You are an antique dealer and I am an unsavory character who has lent you money. Instead of the usual baseball bat, I have brought a revolver to emphasize the importance of repaying me. I put two bullets in adjacent chambers of the six-shot revolver and spin the chambers. I point it at a valuable vase and pull the trigger.

Click.

No bullet has fired. The chamber has advanced by one. I am prepared to try again.

Warm-Up:
Is it better for the vase if I spin again or not before pulling the trigger a second time?

Solution to Warm-Up:
It's better to keep the chamber where it is, i.e., not to spin. Let E represent an empty chamber and B represent a chamber with a bullet.

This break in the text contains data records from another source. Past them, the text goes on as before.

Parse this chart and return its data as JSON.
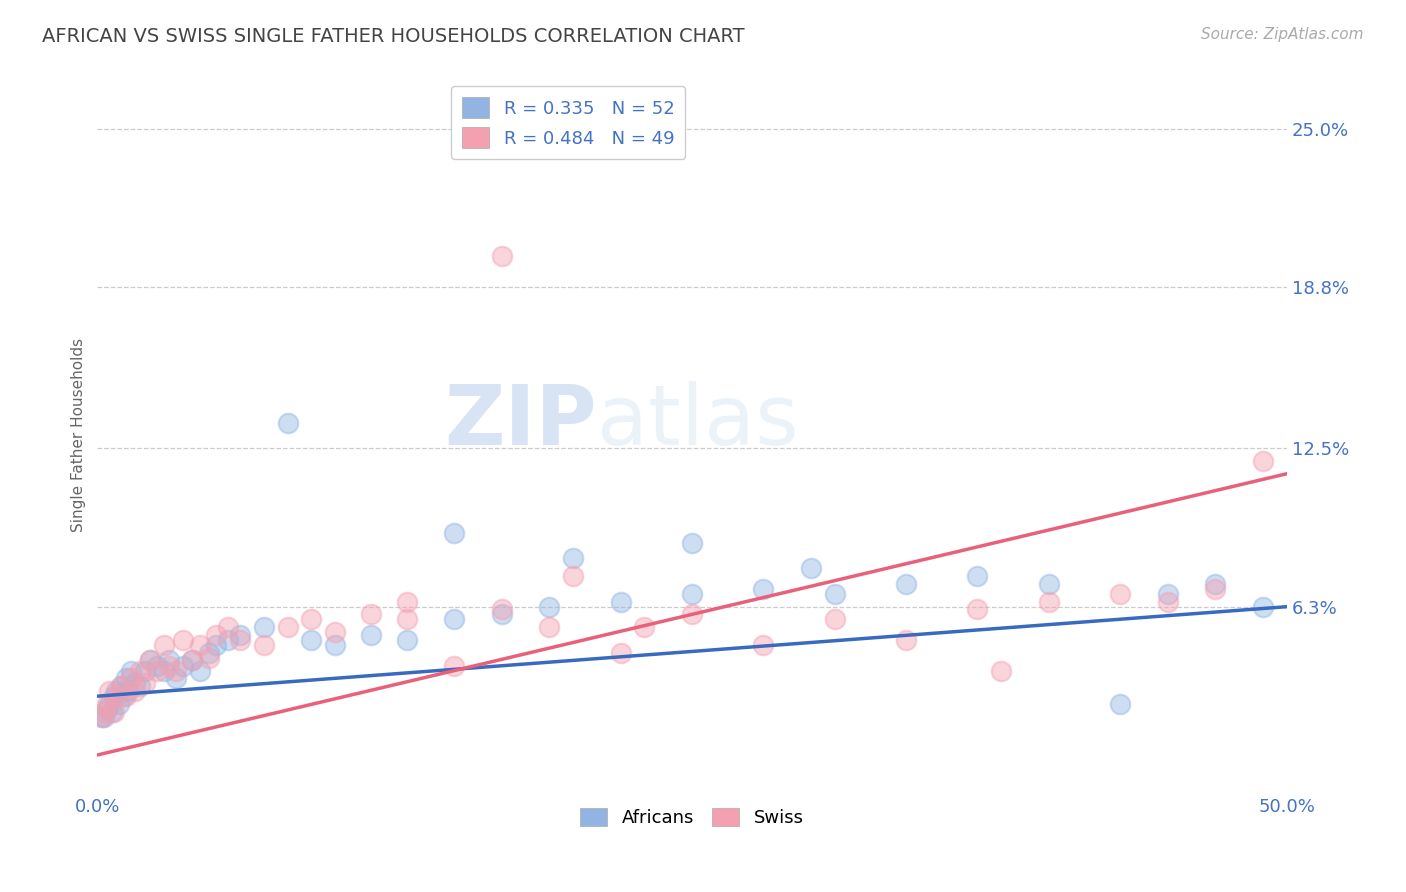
{
  "title": "AFRICAN VS SWISS SINGLE FATHER HOUSEHOLDS CORRELATION CHART",
  "source": "Source: ZipAtlas.com",
  "ylabel": "Single Father Households",
  "ytick_labels": [
    "6.3%",
    "12.5%",
    "18.8%",
    "25.0%"
  ],
  "ytick_vals": [
    0.063,
    0.125,
    0.188,
    0.25
  ],
  "xlim": [
    0.0,
    0.5
  ],
  "ylim": [
    -0.01,
    0.27
  ],
  "legend_line1": "R = 0.335   N = 52",
  "legend_line2": "R = 0.484   N = 49",
  "color_africans": "#92b4e3",
  "color_swiss": "#f4a0b0",
  "color_line_africans": "#3a6abf",
  "color_line_swiss": "#e8607a",
  "color_title": "#444444",
  "color_ticks": "#4472c4",
  "watermark_zip": "ZIP",
  "watermark_atlas": "atlas",
  "africans_x": [
    0.002,
    0.003,
    0.004,
    0.005,
    0.006,
    0.007,
    0.008,
    0.009,
    0.01,
    0.011,
    0.012,
    0.013,
    0.014,
    0.016,
    0.018,
    0.02,
    0.022,
    0.025,
    0.028,
    0.03,
    0.033,
    0.036,
    0.04,
    0.043,
    0.047,
    0.05,
    0.055,
    0.06,
    0.07,
    0.08,
    0.09,
    0.1,
    0.115,
    0.13,
    0.15,
    0.17,
    0.19,
    0.22,
    0.25,
    0.28,
    0.31,
    0.34,
    0.37,
    0.4,
    0.43,
    0.45,
    0.47,
    0.49,
    0.15,
    0.2,
    0.25,
    0.3
  ],
  "africans_y": [
    0.02,
    0.02,
    0.023,
    0.025,
    0.022,
    0.028,
    0.03,
    0.025,
    0.032,
    0.028,
    0.035,
    0.03,
    0.038,
    0.033,
    0.032,
    0.038,
    0.042,
    0.04,
    0.038,
    0.042,
    0.035,
    0.04,
    0.042,
    0.038,
    0.045,
    0.048,
    0.05,
    0.052,
    0.055,
    0.135,
    0.05,
    0.048,
    0.052,
    0.05,
    0.058,
    0.06,
    0.063,
    0.065,
    0.068,
    0.07,
    0.068,
    0.072,
    0.075,
    0.072,
    0.025,
    0.068,
    0.072,
    0.063,
    0.092,
    0.082,
    0.088,
    0.078
  ],
  "swiss_x": [
    0.002,
    0.003,
    0.004,
    0.005,
    0.007,
    0.008,
    0.01,
    0.012,
    0.014,
    0.016,
    0.018,
    0.02,
    0.022,
    0.025,
    0.028,
    0.03,
    0.033,
    0.036,
    0.04,
    0.043,
    0.047,
    0.05,
    0.055,
    0.06,
    0.07,
    0.08,
    0.09,
    0.1,
    0.115,
    0.13,
    0.15,
    0.17,
    0.19,
    0.22,
    0.25,
    0.28,
    0.31,
    0.34,
    0.37,
    0.4,
    0.43,
    0.45,
    0.47,
    0.49,
    0.23,
    0.17,
    0.2,
    0.13,
    0.38
  ],
  "swiss_y": [
    0.02,
    0.022,
    0.025,
    0.03,
    0.022,
    0.028,
    0.032,
    0.028,
    0.035,
    0.03,
    0.038,
    0.033,
    0.042,
    0.038,
    0.048,
    0.04,
    0.038,
    0.05,
    0.042,
    0.048,
    0.043,
    0.052,
    0.055,
    0.05,
    0.048,
    0.055,
    0.058,
    0.053,
    0.06,
    0.058,
    0.04,
    0.062,
    0.055,
    0.045,
    0.06,
    0.048,
    0.058,
    0.05,
    0.062,
    0.065,
    0.068,
    0.065,
    0.07,
    0.12,
    0.055,
    0.2,
    0.075,
    0.065,
    0.038
  ],
  "africans_trend": [
    0.028,
    0.063
  ],
  "swiss_trend": [
    0.005,
    0.115
  ]
}
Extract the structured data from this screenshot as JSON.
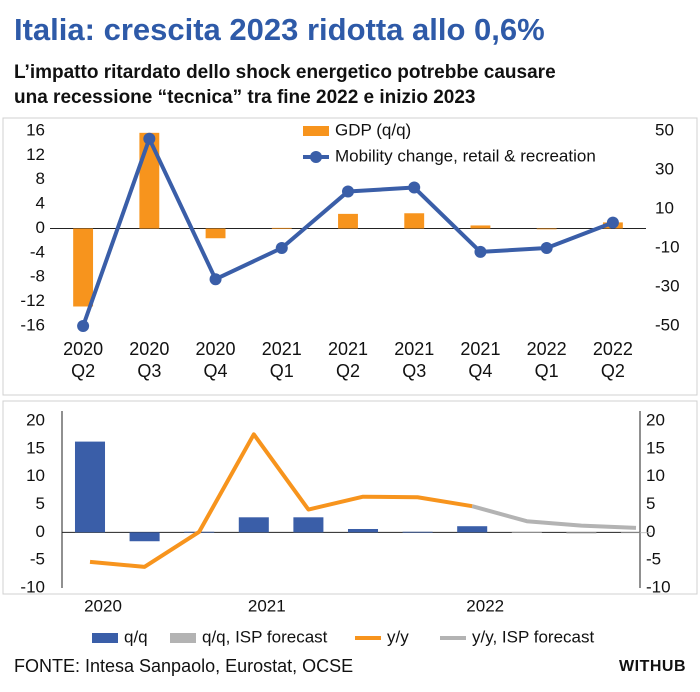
{
  "header": {
    "title": "Italia: crescita 2023 ridotta allo 0,6%",
    "subtitle": "L’impatto ritardato dello shock energetico potrebbe causare\nuna recessione “tecnica” tra fine 2022 e inizio 2023"
  },
  "chart_data": [
    {
      "type": "combo",
      "categories": [
        "2020\nQ2",
        "2020\nQ3",
        "2020\nQ4",
        "2021\nQ1",
        "2021\nQ2",
        "2021\nQ3",
        "2021\nQ4",
        "2022\nQ1",
        "2022\nQ2"
      ],
      "series": [
        {
          "name": "GDP (q/q)",
          "type": "bar",
          "color": "#f7941d",
          "values": [
            -12.8,
            15.7,
            -1.6,
            0.1,
            2.4,
            2.5,
            0.5,
            -0.1,
            1.0
          ]
        },
        {
          "name": "Mobility change, retail & recreation",
          "type": "line",
          "axis": "y2",
          "color": "#3a5ea8",
          "values": [
            -50,
            46,
            -26,
            -10,
            19,
            21,
            -12,
            -10,
            3
          ]
        }
      ],
      "ylim": [
        -16,
        16
      ],
      "yticks": [
        -16,
        -12,
        -8,
        -4,
        0,
        4,
        8,
        12,
        16
      ],
      "y2lim": [
        -50,
        50
      ],
      "y2ticks": [
        -50,
        -30,
        -10,
        10,
        30,
        50
      ],
      "legend": "top"
    },
    {
      "type": "combo",
      "categories": [
        "2020",
        null,
        null,
        "2021",
        null,
        null,
        null,
        "2022",
        null,
        null,
        null
      ],
      "series": [
        {
          "name": "q/q",
          "type": "bar",
          "color": "#3a5ea8",
          "values": [
            16.3,
            -1.6,
            0.1,
            2.7,
            2.7,
            0.6,
            0.1,
            1.1,
            null,
            null,
            null
          ]
        },
        {
          "name": "q/q, ISP forecast",
          "type": "bar",
          "color": "#b3b3b3",
          "values": [
            null,
            null,
            null,
            null,
            null,
            null,
            null,
            null,
            0.1,
            -0.2,
            -0.1
          ]
        },
        {
          "name": "y/y",
          "type": "line",
          "color": "#f7941d",
          "values": [
            -5.3,
            -6.2,
            0.1,
            17.6,
            4.1,
            6.4,
            6.3,
            4.7,
            null,
            null,
            null
          ]
        },
        {
          "name": "y/y, ISP forecast",
          "type": "line",
          "color": "#b3b3b3",
          "values": [
            null,
            null,
            null,
            null,
            null,
            null,
            null,
            4.7,
            2.0,
            1.2,
            0.8
          ]
        }
      ],
      "ylim": [
        -10,
        20
      ],
      "yticks": [
        -10,
        -5,
        0,
        5,
        10,
        15,
        20
      ],
      "y2lim": [
        -10,
        20
      ],
      "y2ticks": [
        -10,
        -5,
        0,
        5,
        10,
        15,
        20
      ],
      "legend": "bottom"
    }
  ],
  "source": "FONTE: Intesa Sanpaolo, Eurostat, OCSE",
  "logo": "WITHUB"
}
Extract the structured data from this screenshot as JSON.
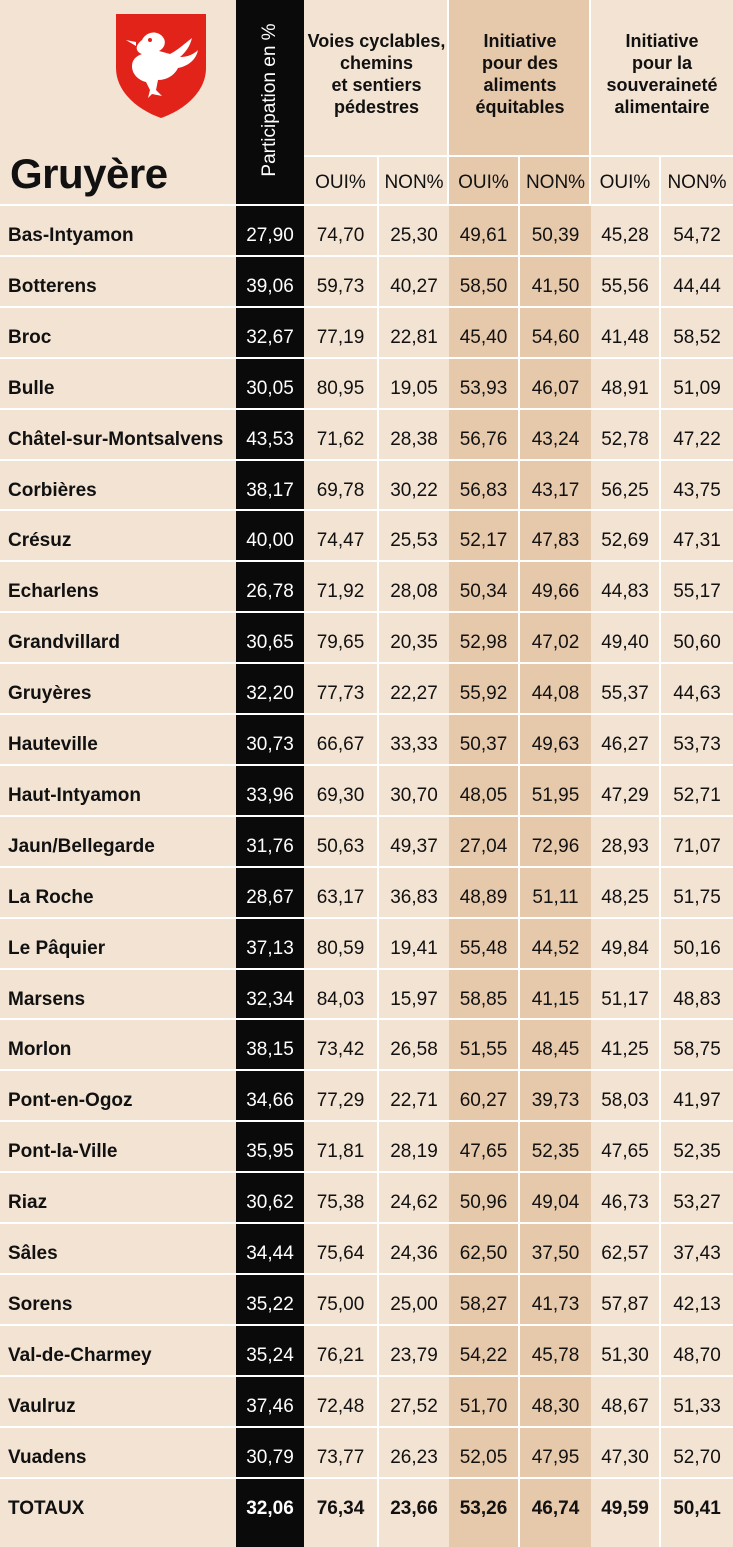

Putting the chamber first used at the beginning on the left, the gun could have been in any of the following configurations with equal probability:

BBEEEE
EBBEEE
EEBBEE
EEEBBE
EEEEBB
BEEEEB

Because the vase wasn't broken, the equi-probable configurations remaining are:

EBBEEE
EEBBEE
EEEBBE
EEEEBB

If I don't spin, then the vase is broken in only 1 in 4 cases on the second trigger pull. If I spin, the vase will be shot with a 1 out of 3 chance. So, you don't want me to spin.

End of Warm-Up

Now suppose I am going to pull the trigger two more times, for a total of four. If the vase survives the second trigger pull, then the revolver must have started in one of these configurations:

EEBBEE
EEEBBE
EEEEBB

1.Do you ask for a spin of the chamber before the third trigger pull? How about before the fourth trigger pull? Using your best strategy, what are your chances that the vase survives given that it has survived the first trigger pull?

2.How would your strategy change if there had just been one bullet in the chamber from the beginning?